Jay Bentley
Jay Bentley was born in Kansas; Greg grew up in Wisconsin. They ended up in the same junior high school, Hale, then went to El Camino High School together. When he was asked to join BR the band didn't have a bassist (it was Ziskrout, Greg and Brett) and Greg says they didn't care much either. They had already written and played Sensory Overload, World War III and Politics without a bassist and it sounded alright to them. They only knew three bassists so Greg went up to Jay in school and asked him if he wanted to be in a band. Jay answered "Yeah, I can play guitar". -"We've got a guitarist, we need a bass player". -"Well I don't play bass". -"Well, it's a four string thing...". -"Well, I know what it is!!". -"But, I don't have a bass, I don't play bass, but I want to be in a band, so OK". He went to sears, bought a bass, and it took minutes to learn to play. "Hey, these four strings are the top four strings on a guitar, cool. No chords, I get to play one string at a time; I can do this easy, all you've got to do is follow the guitar player". He says it was pretty much what he knew how to do on a guitar anyway, "play Smoke On The Water on one string!".

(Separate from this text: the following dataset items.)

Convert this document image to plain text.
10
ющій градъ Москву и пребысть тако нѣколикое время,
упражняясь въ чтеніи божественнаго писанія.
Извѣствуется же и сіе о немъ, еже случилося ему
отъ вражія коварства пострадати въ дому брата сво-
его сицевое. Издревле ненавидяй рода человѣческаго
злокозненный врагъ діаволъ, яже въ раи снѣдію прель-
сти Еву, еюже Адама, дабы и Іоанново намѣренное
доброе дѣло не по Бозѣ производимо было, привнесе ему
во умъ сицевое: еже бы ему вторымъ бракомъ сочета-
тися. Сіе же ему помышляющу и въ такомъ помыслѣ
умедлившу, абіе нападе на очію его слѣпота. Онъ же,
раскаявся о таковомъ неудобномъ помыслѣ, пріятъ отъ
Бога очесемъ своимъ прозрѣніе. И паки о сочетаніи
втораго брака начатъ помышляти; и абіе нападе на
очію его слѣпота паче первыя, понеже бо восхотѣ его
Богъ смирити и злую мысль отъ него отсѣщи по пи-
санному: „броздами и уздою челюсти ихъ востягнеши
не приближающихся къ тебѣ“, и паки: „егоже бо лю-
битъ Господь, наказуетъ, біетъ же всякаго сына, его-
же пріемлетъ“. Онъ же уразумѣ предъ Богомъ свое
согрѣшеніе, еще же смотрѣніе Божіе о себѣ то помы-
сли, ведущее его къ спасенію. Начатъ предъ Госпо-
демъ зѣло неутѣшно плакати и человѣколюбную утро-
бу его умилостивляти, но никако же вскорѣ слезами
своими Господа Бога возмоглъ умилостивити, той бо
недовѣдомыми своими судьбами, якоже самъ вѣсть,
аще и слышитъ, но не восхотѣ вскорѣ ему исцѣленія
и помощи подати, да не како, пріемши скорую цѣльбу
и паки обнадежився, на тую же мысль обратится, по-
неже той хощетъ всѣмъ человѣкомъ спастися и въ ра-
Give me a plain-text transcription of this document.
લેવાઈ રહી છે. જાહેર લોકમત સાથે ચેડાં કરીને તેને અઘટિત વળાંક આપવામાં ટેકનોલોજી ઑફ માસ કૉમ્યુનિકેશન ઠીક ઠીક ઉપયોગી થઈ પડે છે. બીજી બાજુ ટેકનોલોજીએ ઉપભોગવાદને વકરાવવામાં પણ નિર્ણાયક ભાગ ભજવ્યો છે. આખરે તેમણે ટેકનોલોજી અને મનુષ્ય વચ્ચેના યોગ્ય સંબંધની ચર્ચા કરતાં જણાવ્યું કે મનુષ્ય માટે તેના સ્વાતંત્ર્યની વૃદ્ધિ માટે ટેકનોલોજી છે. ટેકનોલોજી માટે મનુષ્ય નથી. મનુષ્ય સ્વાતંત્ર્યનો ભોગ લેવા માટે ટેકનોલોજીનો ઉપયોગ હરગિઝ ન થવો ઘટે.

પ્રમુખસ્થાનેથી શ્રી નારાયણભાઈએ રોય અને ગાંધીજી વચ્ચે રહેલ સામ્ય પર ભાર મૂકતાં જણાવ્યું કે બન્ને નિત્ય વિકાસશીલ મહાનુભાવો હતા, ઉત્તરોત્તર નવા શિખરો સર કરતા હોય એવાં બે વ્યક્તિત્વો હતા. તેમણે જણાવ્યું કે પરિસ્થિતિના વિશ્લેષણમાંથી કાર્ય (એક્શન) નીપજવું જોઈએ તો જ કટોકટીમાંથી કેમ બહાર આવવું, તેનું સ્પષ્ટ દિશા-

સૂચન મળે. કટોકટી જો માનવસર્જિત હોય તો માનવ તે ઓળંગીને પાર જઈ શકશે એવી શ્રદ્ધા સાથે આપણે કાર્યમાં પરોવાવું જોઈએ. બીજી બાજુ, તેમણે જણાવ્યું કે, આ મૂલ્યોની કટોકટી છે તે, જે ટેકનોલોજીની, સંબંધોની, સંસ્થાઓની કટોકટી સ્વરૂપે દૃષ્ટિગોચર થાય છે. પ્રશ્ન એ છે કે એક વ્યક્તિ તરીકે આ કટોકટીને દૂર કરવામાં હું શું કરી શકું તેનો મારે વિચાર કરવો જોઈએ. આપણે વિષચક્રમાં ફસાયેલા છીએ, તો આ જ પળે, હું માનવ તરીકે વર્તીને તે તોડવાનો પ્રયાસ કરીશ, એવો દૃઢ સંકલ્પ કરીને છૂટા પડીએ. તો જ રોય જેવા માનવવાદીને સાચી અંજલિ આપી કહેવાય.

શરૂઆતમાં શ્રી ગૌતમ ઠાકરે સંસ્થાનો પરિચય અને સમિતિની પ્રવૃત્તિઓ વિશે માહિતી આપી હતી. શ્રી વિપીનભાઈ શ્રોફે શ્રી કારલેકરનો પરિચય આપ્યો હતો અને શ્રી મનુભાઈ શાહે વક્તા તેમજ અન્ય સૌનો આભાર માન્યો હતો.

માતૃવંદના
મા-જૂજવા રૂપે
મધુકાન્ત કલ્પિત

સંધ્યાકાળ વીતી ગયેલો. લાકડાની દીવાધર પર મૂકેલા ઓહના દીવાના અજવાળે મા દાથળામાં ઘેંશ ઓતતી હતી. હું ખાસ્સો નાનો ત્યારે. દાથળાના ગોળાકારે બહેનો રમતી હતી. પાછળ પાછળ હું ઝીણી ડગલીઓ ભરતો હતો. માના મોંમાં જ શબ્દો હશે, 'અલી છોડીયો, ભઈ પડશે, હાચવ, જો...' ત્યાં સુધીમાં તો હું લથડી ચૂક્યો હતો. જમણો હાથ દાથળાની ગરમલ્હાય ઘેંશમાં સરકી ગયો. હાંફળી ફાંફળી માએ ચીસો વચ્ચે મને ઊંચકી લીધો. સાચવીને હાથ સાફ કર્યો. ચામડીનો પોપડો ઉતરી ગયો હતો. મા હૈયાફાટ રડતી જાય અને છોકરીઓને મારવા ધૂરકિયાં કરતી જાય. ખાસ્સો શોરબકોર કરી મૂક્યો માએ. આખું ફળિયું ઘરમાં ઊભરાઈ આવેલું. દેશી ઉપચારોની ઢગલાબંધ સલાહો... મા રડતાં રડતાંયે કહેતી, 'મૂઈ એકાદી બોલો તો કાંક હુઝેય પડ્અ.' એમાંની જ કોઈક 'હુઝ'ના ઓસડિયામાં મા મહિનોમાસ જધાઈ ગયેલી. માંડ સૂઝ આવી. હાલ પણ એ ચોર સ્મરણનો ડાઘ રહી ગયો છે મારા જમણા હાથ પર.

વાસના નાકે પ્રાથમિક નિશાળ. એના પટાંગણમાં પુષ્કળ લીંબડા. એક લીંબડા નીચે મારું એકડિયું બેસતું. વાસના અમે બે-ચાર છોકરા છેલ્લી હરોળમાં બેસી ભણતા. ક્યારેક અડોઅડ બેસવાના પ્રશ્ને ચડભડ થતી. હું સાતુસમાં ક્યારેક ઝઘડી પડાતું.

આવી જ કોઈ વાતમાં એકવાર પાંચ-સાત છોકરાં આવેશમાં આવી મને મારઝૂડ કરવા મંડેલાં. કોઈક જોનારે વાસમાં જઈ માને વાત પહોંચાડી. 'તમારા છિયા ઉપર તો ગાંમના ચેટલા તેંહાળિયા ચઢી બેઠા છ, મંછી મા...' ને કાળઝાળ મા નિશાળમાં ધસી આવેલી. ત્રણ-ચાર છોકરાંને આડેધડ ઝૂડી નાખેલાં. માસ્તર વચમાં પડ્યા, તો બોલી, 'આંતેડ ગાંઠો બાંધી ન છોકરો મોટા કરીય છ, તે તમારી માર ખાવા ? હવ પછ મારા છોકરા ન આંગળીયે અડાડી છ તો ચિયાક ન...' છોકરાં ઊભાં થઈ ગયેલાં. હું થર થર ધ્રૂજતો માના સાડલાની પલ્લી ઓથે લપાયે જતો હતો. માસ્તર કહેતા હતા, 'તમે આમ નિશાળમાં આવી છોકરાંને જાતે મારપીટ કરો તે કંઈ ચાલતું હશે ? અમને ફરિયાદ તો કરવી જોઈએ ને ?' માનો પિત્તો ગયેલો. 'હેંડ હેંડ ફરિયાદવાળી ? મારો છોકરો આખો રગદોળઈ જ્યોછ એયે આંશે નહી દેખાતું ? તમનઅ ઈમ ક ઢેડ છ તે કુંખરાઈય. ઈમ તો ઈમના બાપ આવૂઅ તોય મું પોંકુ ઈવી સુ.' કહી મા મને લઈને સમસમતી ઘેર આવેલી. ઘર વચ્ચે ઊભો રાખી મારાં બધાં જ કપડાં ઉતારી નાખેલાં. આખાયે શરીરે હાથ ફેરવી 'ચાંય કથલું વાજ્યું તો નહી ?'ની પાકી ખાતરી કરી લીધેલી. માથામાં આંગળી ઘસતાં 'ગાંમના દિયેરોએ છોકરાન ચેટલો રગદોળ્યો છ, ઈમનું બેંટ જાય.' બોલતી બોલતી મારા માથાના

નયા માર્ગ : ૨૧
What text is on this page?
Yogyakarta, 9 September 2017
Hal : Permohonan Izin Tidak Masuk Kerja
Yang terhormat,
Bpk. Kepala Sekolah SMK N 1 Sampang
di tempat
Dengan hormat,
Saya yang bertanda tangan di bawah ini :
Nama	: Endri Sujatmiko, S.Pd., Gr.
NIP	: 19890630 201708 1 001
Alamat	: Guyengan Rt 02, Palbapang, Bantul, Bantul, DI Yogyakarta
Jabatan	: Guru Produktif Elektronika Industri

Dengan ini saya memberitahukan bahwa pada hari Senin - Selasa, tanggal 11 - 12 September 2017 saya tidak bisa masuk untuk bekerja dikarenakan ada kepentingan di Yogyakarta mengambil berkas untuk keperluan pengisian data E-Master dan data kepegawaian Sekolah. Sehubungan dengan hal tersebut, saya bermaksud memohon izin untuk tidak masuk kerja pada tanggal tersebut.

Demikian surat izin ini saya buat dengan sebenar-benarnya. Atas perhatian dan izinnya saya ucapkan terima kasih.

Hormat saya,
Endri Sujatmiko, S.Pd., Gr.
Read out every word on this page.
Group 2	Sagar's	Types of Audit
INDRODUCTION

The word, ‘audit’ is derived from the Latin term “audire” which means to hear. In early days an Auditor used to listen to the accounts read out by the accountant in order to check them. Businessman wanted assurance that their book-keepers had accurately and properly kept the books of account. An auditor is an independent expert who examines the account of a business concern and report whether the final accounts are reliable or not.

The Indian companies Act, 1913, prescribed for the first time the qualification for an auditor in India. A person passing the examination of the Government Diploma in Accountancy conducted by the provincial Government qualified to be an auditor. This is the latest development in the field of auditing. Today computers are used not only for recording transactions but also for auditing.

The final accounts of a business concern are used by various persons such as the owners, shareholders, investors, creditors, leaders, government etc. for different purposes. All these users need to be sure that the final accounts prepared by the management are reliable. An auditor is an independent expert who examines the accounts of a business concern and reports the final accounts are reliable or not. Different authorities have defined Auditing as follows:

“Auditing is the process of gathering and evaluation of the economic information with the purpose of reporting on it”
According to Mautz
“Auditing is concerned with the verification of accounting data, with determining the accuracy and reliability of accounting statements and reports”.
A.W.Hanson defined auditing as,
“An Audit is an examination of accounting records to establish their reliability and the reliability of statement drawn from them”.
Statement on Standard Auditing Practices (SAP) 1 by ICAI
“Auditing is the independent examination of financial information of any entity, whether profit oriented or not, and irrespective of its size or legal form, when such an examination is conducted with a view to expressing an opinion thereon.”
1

He quit BR in 1983 while they were recording the first song for Into the Unknown. Even during the end of his time with BR, he had been playing with another local punk band, Wasted Youth. Just after he quit BR, he was asked to join TSOL, which led to Jay opening for himself in Santa Barbara. BR had one final show booked, which he agreed to play, opening for TSOL. At this point, he was actually in three bands at the same time. When original bassist Mike Roche returned to TSOL, Jay left and joined the band's singer, Jack Greggors (a man of many surnames, today he is Jack Grisham or The Joykiller), in the short-lived Cathedral of Tears. Then Wasted Youth underwent a line-up change, at which point he quit, and suddenly he wasn't in any band at all. He sold his gear and settled into a well paid job as a machinist, making precision parts for airplanes and space shuttles. Jay: "It was cool. Some of the jobs were ones were you couldn't talk to the guy making another part, because you might figure out what it was. 'What do you think it is?' 'Looks like a hand grenade, man.' I thought it was hilarious. My pay was pretty good, and I was dating the boss' daughter, so that helped. But everybody who'd been doing it for years was missing fingers! I kept saying, 'I've got to get out of here.' I wasn't playing in a band, but I knew I wanted to play music again, and I wanted to have all my fingers". In 1986, Greg called and asked if he'd like to rejoin. At first he said no, mostly because he wasn't sure what BR sounded like, and didn't want to play in front of fighting crowds. Greg insisted that things had changed, and told him their set consisted of songs from How Could Hell. He agreed to play one show, and had so much fun that he stayed.
By the late 80s / early 90s he was working on motorcycles for the motion pictures. In his own words "when you see in a movie when the guy crashes on the bicycle (...) then when they cut on the scene I go in and put the bike back together so they can ride it again". He also worked in Epitaph for many years with / for Brett and eventually quit during the Recipe for Hate Tour because the tours were getting longer and he felt he couldn't cope with the workload and there was no reason why someone else couldn't do it for him.
He said he doesn't like the songs he writes, he feels insecure during the process of writing although in the end they may end up pretty good, so usually he scraps the songs. Plus, when Brett was in the band there were plenty of songs he and Greg wrote constantly so he didn't feel he had to write. He also said when he writes songs they sound too much like Elvis Costello so he feels they don't belong with BR.
He now lives in Bowen Island, British Columbia (Canada). He divorced Michela, with whom he had two sons: Miles and Hunter. The kids don't like daddy's music; they like The Pogues. In 1997 he built (by himself) a garage for his four guitars and for Michela's car (and for his kids' future band he said half-jokingly). He also goes fishing. He's a really nice guy. Michael Smith from the Doomed Clowns (the best Bad Religion band in the world after Bad Religion) once told me "Jay is an extremely down to earth person. We saw him sitting by himself after they had some sound problems during a show in Orlando, Florida. The fact that he was a bit down because the show didn't go off perfectly impressed me. After all these years, it seems he still feels everything they write and do and very much enjoys playing with BR".